Die Darsteller bewegten sich mit einem geliehenen Lastkraftwagen von Ort zu Ort, und jede Aufführung war eine Herausforderung, insbesondere als die jungen Männer das Harmonium auf die Burg Güssing trugen. Diese gemeinsamen Anstrengungen schufen nicht nur Kultur, sondern auch einen starken Gemeinschaftsgeist, der bis heute anhält.
Besonderheiten der Aufführung
Eine der denkwürdigsten Darstellungen fand im Juli 2018 statt, als Militärdekan Alexander Wessely „Jedermann“ als Einpersonenstück auf der Kirchenstiege in St. Georgen präsentierte. Die Vielzahl an Besuchern zeigte sich begeistert und bemerkte: “Dieser Jedermann ist einzigartig, da brauche ich nicht nach Salzburg zu fahren!” Solche Rückmeldungen unterstreichen den hohen Stellenwert, den diese lokale Aufführung für die Gemeinde besitzt.
Kultur und Identität
Die Aufführung von „Jedermann“ in St. Georgen ist weit mehr als nur ein Theaterstück; sie ist ein Ausdruck von kultureller Identität und lokalem Engagement. In einer Zeit, in der die Theaterlandschaft von Professionalisierung geprägt ist, bleibt der Raum für das Laientheater ein wichtiges Element der kulturellen Vielfalt. Die Möglichkeit, bedeutende Stücke in ihrem Heimatort zu beobachten, lässt die Gemeinschaft zusammenrücken und fördert ein gemeinsames Erlebnis, das nicht nur unterhält, sondern auch zum Nachdenken anregt.

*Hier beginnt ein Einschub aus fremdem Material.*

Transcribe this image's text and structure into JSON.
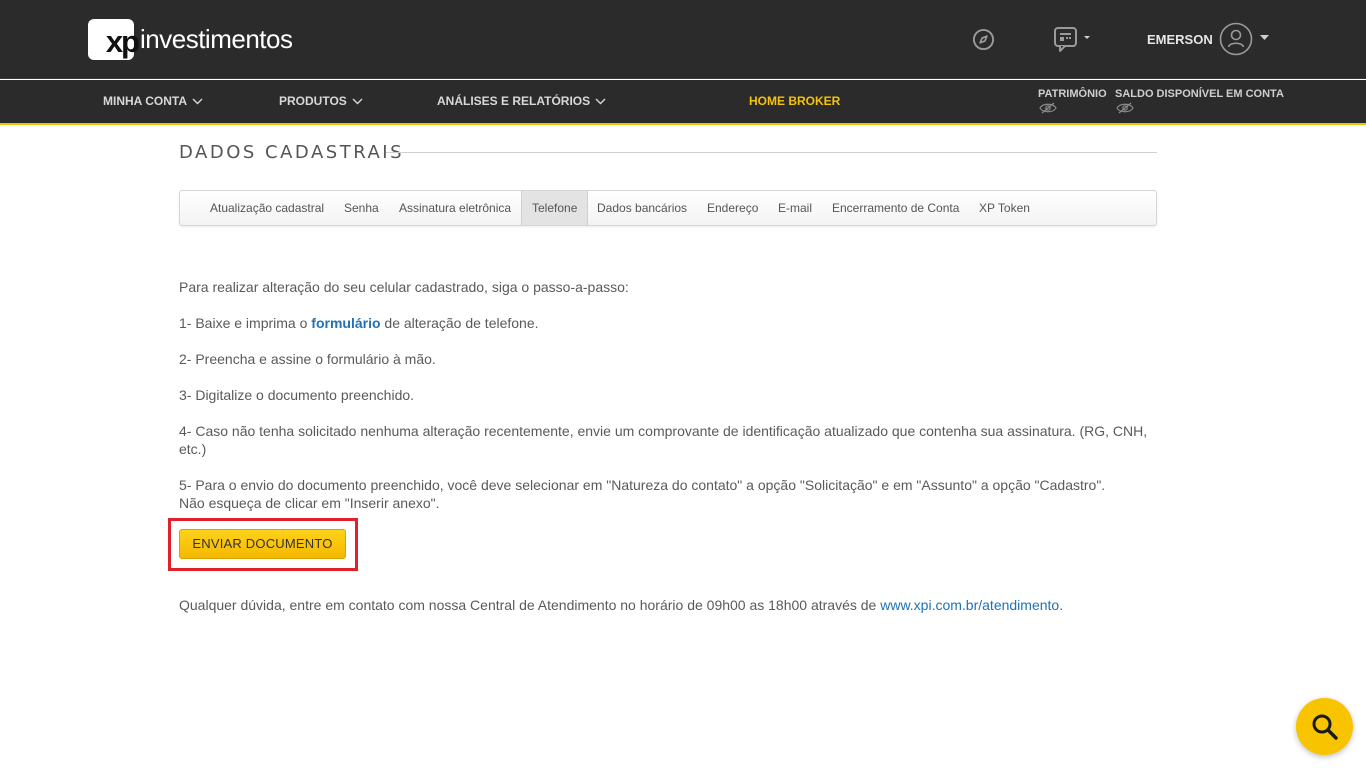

Die Faszination von „Jedermann“
Die Auseinandersetzung mit dem Thema Tod und die damit verbundenen ethischen Fragestellungen zieht sich durch das gesamte Werk. Der Protagonist Jedermann steht sinnbildlich für den Menschen in seiner Sterblichkeit und wird vor die entscheidende Frage seiner Existenz gestellt. Dies ist ein Punkt, der sowohl in großen Aufführungen als auch in kleinen, lokalen Inszenierungen behandelt wird. Auf welche Weise die Gemeinschaft mit solchen tiefgründigen Themen umgeht, spiegelt nicht nur ihre kulturellen Werte wider, sondern auch ihre Fähigkeit, sich mit den zentralen Fragen ums Leben auseinanderzusetzen.